WASHINGTON (6/16/15)--An opinion editorial in The Hill’s “Congress Blog” that urged the U.S. Congress to act against cybercrime by passing the Data Security Act of 2015 ( S. 961/H.R. 2205) provided a lot of “street credibility” weighing in on the issue, including CUNA President/CEO Jim Nussle.
The op-ed was written by Nussle and other leaders of the Financial Services Data Security Coalition: Frank Keating, president/CEO of the American Bankers Association; Richard Hunt, president/CEO of the Consumer Bankers Association; Tim Pawlenty, president/CEO of the Financial Services Roundtable; Camden R. Fine, president/CEO of the Independent Community Bankers of America; B. Dan Berger, president/CEO of the National Association of Federal Credit Unions; and Jim Aramanda, president/CEO of The Clearing House.

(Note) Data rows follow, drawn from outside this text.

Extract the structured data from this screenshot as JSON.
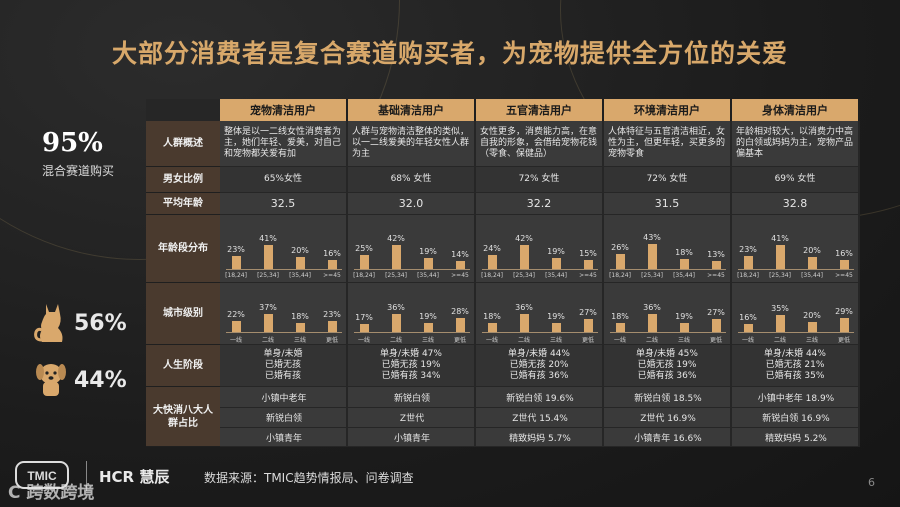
{
  "title": "大部分消费者是复合赛道购买者，为宠物提供全方位的关爱",
  "left": {
    "pct": "95%",
    "label": "混合赛道购买",
    "cat_pct": "56%",
    "dog_pct": "44%"
  },
  "columns": [
    "宠物清洁用户",
    "基础清洁用户",
    "五官清洁用户",
    "环境清洁用户",
    "身体清洁用户"
  ],
  "row_labels": {
    "overview": "人群概述",
    "gender": "男女比例",
    "avg_age": "平均年龄",
    "age_dist": "年龄段分布",
    "city": "城市级别",
    "life": "人生阶段",
    "segments": "大快消八大人群占比"
  },
  "overview": [
    "整体是以一二线女性消费者为主，她们年轻、爱美，对自己和宠物都关爱有加",
    "人群与宠物清洁整体的类似，以一二线爱美的年轻女性人群为主",
    "女性更多，消费能力高，在意自我的形象，会借给宠物花钱（零食、保健品）",
    "人体特征与五官清洁相近，女性为主，但更年轻，买更多的宠物零食",
    "年龄相对较大，以消费力中高的白领或妈妈为主，宠物产品偏基本"
  ],
  "gender": [
    "65%女性",
    "68% 女性",
    "72% 女性",
    "72% 女性",
    "69% 女性"
  ],
  "avg_age": [
    "32.5",
    "32.0",
    "32.2",
    "31.5",
    "32.8"
  ],
  "age_categories": [
    "[18,24]",
    "[25,34]",
    "[35,44]",
    ">=45"
  ],
  "age_values": [
    [
      23,
      41,
      20,
      16
    ],
    [
      25,
      42,
      19,
      14
    ],
    [
      24,
      42,
      19,
      15
    ],
    [
      26,
      43,
      18,
      13
    ],
    [
      23,
      41,
      20,
      16
    ]
  ],
  "age_labels": [
    [
      "23%",
      "41%",
      "20%",
      "16%"
    ],
    [
      "25%",
      "42%",
      "19%",
      "14%"
    ],
    [
      "24%",
      "42%",
      "19%",
      "15%"
    ],
    [
      "26%",
      "43%",
      "18%",
      "13%"
    ],
    [
      "23%",
      "41%",
      "20%",
      "16%"
    ]
  ],
  "city_categories": [
    "一线",
    "二线",
    "三线",
    "更低"
  ],
  "city_values": [
    [
      22,
      37,
      18,
      23
    ],
    [
      17,
      36,
      19,
      28
    ],
    [
      18,
      36,
      19,
      27
    ],
    [
      18,
      36,
      19,
      27
    ],
    [
      16,
      35,
      20,
      29
    ]
  ],
  "city_labels": [
    [
      "22%",
      "37%",
      "18%",
      "23%"
    ],
    [
      "17%",
      "36%",
      "19%",
      "28%"
    ],
    [
      "18%",
      "36%",
      "19%",
      "27%"
    ],
    [
      "18%",
      "36%",
      "19%",
      "27%"
    ],
    [
      "16%",
      "35%",
      "20%",
      "29%"
    ]
  ],
  "life": [
    [
      "单身/未婚",
      "已婚无孩",
      "已婚有孩"
    ],
    [
      "单身/未婚 47%",
      "已婚无孩 19%",
      "已婚有孩 34%"
    ],
    [
      "单身/未婚 44%",
      "已婚无孩 20%",
      "已婚有孩 36%"
    ],
    [
      "单身/未婚 45%",
      "已婚无孩 19%",
      "已婚有孩 36%"
    ],
    [
      "单身/未婚 44%",
      "已婚无孩 21%",
      "已婚有孩 35%"
    ]
  ],
  "segments": [
    [
      "小镇中老年",
      "新锐白领",
      "小镇青年"
    ],
    [
      "新锐白领",
      "Z世代",
      "小镇青年"
    ],
    [
      "新锐白领 19.6%",
      "Z世代 15.4%",
      "精致妈妈 5.7%"
    ],
    [
      "新锐白领 18.5%",
      "Z世代 16.9%",
      "小镇青年 16.6%"
    ],
    [
      "小镇中老年 18.9%",
      "新锐白领 16.9%",
      "精致妈妈 5.2%"
    ]
  ],
  "footer": {
    "source": "数据来源：TMIC趋势情报局、问卷调查",
    "brand_tmic": "TMIC",
    "brand_hcr": "HCR 慧辰",
    "page": "6",
    "watermark": "C 跨数跨境"
  },
  "colors": {
    "accent": "#d9a86c",
    "bg": "#1f1f1f"
  }
}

The Hill singled out Nussle, Keating and Pawlenty for their political expertise, noting that Nussle was a Republican congressman from Iowa from 1991 to 2007. It pointed out that Keating was Republican governor of Oklahoma from 1995 to 2003, and Pawlenty was Republican governor of Minnesota from 2003 to 2011.
“Americans expect companies with which they do business to protect their sensitive personal and financial data,” wrote CUNA in the joint op-ed. “Yet, the reality is American consumers are under constant threat of identity theft and fraud due to lax security practices that leave the door open to cyber criminals.

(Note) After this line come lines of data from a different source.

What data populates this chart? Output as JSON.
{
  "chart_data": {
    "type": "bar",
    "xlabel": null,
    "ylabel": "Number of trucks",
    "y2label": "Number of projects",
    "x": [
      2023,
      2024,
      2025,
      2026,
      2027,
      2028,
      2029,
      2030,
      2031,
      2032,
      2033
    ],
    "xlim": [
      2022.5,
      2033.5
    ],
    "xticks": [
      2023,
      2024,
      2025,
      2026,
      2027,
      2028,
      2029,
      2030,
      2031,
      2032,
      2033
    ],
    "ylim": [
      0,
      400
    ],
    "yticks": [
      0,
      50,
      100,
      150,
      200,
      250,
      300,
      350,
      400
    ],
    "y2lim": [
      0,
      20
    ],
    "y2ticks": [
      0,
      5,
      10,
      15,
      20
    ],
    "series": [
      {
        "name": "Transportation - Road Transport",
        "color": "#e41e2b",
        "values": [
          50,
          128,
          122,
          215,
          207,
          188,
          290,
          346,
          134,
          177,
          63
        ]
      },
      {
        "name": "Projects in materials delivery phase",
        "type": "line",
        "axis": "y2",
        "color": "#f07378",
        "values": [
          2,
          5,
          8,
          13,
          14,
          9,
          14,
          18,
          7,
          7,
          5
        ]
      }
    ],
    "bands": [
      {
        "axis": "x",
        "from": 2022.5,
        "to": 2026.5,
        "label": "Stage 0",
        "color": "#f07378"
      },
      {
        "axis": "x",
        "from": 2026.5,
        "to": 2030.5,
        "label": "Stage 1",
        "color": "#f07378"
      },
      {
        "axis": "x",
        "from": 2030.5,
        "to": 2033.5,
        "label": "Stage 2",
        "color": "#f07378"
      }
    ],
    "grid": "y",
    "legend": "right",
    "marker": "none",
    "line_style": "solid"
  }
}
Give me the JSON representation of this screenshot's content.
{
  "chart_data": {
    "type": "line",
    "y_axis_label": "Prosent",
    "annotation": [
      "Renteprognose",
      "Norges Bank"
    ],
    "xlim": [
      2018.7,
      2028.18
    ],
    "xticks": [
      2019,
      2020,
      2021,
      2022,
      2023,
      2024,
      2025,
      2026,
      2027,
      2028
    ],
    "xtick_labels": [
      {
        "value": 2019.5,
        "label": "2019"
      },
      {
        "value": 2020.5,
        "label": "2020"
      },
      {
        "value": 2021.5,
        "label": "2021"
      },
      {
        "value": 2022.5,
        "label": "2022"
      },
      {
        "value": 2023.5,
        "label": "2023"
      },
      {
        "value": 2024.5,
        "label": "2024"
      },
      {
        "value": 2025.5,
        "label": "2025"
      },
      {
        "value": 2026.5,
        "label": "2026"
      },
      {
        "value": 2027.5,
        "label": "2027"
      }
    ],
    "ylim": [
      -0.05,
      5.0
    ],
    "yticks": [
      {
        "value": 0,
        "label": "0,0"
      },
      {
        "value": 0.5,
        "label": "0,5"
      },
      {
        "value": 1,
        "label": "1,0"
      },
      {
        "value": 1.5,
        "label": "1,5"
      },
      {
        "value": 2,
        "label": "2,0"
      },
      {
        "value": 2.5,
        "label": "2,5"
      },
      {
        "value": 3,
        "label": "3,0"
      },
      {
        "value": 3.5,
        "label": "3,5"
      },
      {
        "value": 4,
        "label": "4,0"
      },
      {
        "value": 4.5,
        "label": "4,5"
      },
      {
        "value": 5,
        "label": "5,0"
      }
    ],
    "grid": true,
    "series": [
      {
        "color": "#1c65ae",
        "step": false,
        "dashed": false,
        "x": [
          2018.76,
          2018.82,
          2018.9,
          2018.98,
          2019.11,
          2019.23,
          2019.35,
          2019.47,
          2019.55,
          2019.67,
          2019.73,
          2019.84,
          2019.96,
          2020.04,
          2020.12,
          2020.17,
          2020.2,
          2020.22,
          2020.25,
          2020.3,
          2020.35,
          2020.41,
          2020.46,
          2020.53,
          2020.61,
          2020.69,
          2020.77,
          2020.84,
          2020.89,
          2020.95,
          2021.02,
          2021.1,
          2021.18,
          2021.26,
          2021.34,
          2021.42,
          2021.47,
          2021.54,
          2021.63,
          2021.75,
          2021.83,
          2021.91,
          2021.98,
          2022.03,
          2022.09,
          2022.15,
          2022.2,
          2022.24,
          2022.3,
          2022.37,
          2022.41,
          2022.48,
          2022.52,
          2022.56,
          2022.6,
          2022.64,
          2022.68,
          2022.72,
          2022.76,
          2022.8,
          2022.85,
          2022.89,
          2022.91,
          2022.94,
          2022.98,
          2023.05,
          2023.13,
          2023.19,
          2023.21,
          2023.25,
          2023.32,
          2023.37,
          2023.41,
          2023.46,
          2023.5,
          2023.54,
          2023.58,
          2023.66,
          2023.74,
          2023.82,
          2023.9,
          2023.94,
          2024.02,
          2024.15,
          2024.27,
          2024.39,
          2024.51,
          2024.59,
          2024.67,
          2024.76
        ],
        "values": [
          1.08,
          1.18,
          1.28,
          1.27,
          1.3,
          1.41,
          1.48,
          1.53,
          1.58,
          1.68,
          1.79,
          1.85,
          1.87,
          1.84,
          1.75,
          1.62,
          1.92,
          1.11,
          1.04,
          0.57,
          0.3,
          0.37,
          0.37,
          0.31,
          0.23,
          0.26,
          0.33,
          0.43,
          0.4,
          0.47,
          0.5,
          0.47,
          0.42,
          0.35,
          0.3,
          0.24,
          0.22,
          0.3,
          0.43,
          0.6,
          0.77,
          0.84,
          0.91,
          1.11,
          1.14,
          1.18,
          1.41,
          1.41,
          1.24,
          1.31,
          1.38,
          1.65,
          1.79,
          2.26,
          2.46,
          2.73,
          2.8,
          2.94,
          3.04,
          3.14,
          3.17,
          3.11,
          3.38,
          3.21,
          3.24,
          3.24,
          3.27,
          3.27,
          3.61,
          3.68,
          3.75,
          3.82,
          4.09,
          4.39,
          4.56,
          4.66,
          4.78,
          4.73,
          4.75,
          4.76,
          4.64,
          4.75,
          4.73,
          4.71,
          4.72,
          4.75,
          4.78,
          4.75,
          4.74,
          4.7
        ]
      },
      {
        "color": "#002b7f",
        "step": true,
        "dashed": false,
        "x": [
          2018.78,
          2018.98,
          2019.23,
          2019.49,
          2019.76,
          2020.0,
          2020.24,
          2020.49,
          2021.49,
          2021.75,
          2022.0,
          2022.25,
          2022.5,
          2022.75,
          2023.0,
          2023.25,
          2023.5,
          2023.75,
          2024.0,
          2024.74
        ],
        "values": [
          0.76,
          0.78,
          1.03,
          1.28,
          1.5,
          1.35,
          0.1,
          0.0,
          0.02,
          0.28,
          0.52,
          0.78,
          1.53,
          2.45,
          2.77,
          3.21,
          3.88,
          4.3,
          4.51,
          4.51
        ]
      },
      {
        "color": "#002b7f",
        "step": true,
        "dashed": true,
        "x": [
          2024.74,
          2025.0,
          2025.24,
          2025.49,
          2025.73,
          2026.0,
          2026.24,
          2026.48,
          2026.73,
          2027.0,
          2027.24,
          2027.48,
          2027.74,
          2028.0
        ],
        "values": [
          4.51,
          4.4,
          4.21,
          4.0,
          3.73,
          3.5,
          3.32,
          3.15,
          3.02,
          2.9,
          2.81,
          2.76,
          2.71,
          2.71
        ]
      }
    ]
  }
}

“Literally hundreds of millions of debit and credit card accounts have been compromised at major retail locations. It is important to remember that behind each of these compromised accounts are everyday Americans who now have to deal with the raw and frightening consequences of having their virtual identity stolen. In 2014 alone, criminals stole $16 billion from more than 12.7 million fraud victims and, not surprisingly, two-thirds of those victims can be traced to data breaches. The stakes are high. And consumers are paying the price.

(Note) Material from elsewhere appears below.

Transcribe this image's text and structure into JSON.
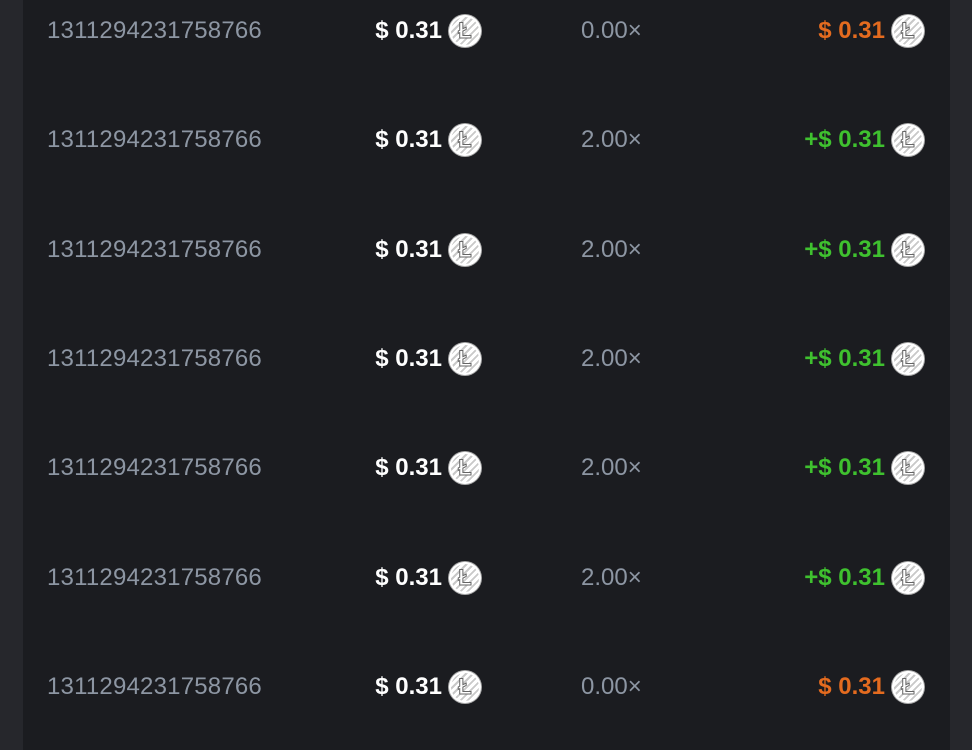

“In some sectors, where the nature and sensitivity of consumer data has always been obvious, such as banking and health care, Congress long ago aligned consumer expectations with federal requirements to keep customer information safe. The reality of today’s interconnected, data-driven world means other less-obvious sectors like retail handle and store much of the same sensitive data.”
Technology and innovation “have far outpaced the existing body of laws and regulations designed to keep consumers safe. Expectations that sensitive personal and financial data is being kept safe are not being met, and Congress needs to act,” said CUNA and its partners.
The group noted the sponsors of S. 961/H.R. 2205--Sens. Roy Blunt (R-Mo.) and Tom Carper (D-Del.) and Reps. Randy Neugebauer (R-Texas) and John Carney (D-Del.)--want to ensure a customer’s sensitive personal and financial information are secure at every point in the payment process.
“These bills recognize today’s savvy cyber criminals are seeking out the weakest link in the payment system,” said the op-ed. The measures “are modeled after existing law that provides a successful framework used by the financial sector, a diverse industry in which one-size-fits-all regulations rarely work. Rather, the standards can be tailored to avoid unnecessary burdens on small businesses and take into consideration the size, scope, and type of financial information businesses hold,” the group said.
“When it comes to ensuring consumer expectations of data security are met, ‘bank-like’ should be the baseline standard by which other industries are measured. Securing consumer information should be a priority for every industry,” CUNA and its partners said.